Over the last year or two, we had started to be visited pretty frequently by a beautiful stray cat with large paws, snaggle teeth, an ear nicked from, we presumed, fighting, and thick brown fur. He visited so regularly last fall and winter that he wore two paths in our yard between our fence and our back deck, where we would feed him when we found him peering through the windows of our back door.

When the temperature dropped down well below freezing last winter, we took him in one night for fear that he’d die of exposure, and he spent the night snuggled up among our feet in bed, purring. The next day, he took a foul and aggressive dump on our son’s bed, and we knew that the arrangement couldn’t continue (also, one of our other cats hates him, and there was a persistent fear that they would fight). Still, we made what shelter we could for him on the deck and continued to feed him and let him in for brief supervised visits to warm up during the cold months.

Then he disappeared for a good long while. We had been on a mission to fatten him up a bit but feared that we had failed. Of course, we also hoped that perhaps someone else might have taken him in.

A few months ago, he showed up suddenly well groomed (he had begun to accumulate big mats in parts of his fur) and wearing a collar naming him “Chance.” He had been adopted after all! His visits were less frequent, but we felt at least as if he was being properly taken care of.

A couple of weeks ago, he showed up again, still wearing the collar and still reasonably well groomed (if clearly still largely an outdoor cat) but shockingly thin. Perhaps, we thought, he had shat his new owner’s bed as well and had been turned out. We loaded up on fatty food to try to help fatten him up again, as he would visit two or three times a day. We called the number on his new tag and learned, thankfully, that he was still being cared for and was being fed three or four times a day by the folk who had taken him to the vet. They suspected a thyroid problem and were looking into medication for him.

We’ve since learned that the thyroid problem has been confirmed, and he’s on medication. He still stops by a couple of times a day on a lot of days, and he eats ravenously. Hopefully now he’ll begin to put on a little weight (he weighs about half what he should). It’s really pitiful how you can feel each rib, feel his shoulder blades, and tell that he’s mincing about rather than slinking as a cat should. We had discussed with his new owners (to the extent that one can really own a wandering cat) the mercy of putting him down if the thyroid medicine didn’t work out (things like cancer had proven negative), but now we can have at least a brief hope that he might get better.

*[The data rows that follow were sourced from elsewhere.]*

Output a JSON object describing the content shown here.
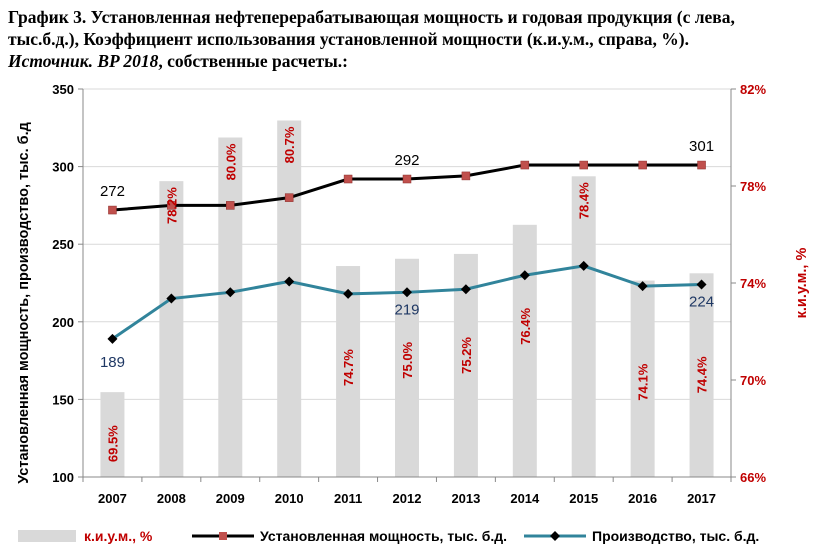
{
  "header": {
    "title": "График 3. Установленная нефтеперерабатывающая мощность и годовая продукция (с лева, тыс.б.д.), Коэффициент использования установленной мощности (к.и.у.м., справа, %).",
    "source_label": "Источник",
    "source_italic_rest": ". BP 2018",
    "source_rest": ", собственные расчеты.:"
  },
  "chart_data": {
    "type": "bar+line",
    "categories": [
      "2007",
      "2008",
      "2009",
      "2010",
      "2011",
      "2012",
      "2013",
      "2014",
      "2015",
      "2016",
      "2017"
    ],
    "ylabel_left": "Установленная мощность, производство, тыс. б.д",
    "ylabel_right": "к.и.у.м., %",
    "ylim_left": [
      100,
      350
    ],
    "yticks_left": [
      100,
      150,
      200,
      250,
      300,
      350
    ],
    "ylim_right": [
      66,
      82
    ],
    "yticks_right": [
      "66%",
      "70%",
      "74%",
      "78%",
      "82%"
    ],
    "series": [
      {
        "name": "к.и.у.м., %",
        "axis": "right",
        "kind": "bar",
        "color": "#d9d9d9",
        "values": [
          69.5,
          78.2,
          80.0,
          80.7,
          74.7,
          75.0,
          75.2,
          76.4,
          78.4,
          74.1,
          74.4
        ],
        "labels": [
          "69.5%",
          "78.2%",
          "80.0%",
          "80.7%",
          "74.7%",
          "75.0%",
          "75.2%",
          "76.4%",
          "78.4%",
          "74.1%",
          "74.4%"
        ]
      },
      {
        "name": "Установленная мощность, тыс. б.д.",
        "axis": "left",
        "kind": "line",
        "color": "#000000",
        "marker_color": "#c0504d",
        "values": [
          272,
          275,
          275,
          280,
          292,
          292,
          294,
          301,
          301,
          301,
          301
        ],
        "labels": [
          "272",
          "",
          "",
          "",
          "",
          "292",
          "",
          "",
          "",
          "",
          "301"
        ]
      },
      {
        "name": "Производство, тыс. б.д.",
        "axis": "left",
        "kind": "line",
        "color": "#31849b",
        "marker_color": "#000000",
        "values": [
          189,
          215,
          219,
          226,
          218,
          219,
          221,
          230,
          236,
          223,
          224
        ],
        "labels": [
          "189",
          "",
          "",
          "",
          "",
          "219",
          "",
          "",
          "",
          "",
          "224"
        ]
      }
    ],
    "bar_label_color": "#c00000",
    "right_axis_color": "#c00000",
    "legend_position": "bottom"
  }
}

I’ve never really been a cat person, though I’ve now owned cats for some 16 years of my life. Still, I’ve grown to enjoy Robin’s (for I can’t make myself actually call him Chance) visits. The kids sure love seeing him around. I hope we can fatten him up indeed, and if improving his health means we see less of him because his voracious appetite diminishes, I’ll be glad to see him any time he does drop by our back door with his snaggle teeth and nicked ear.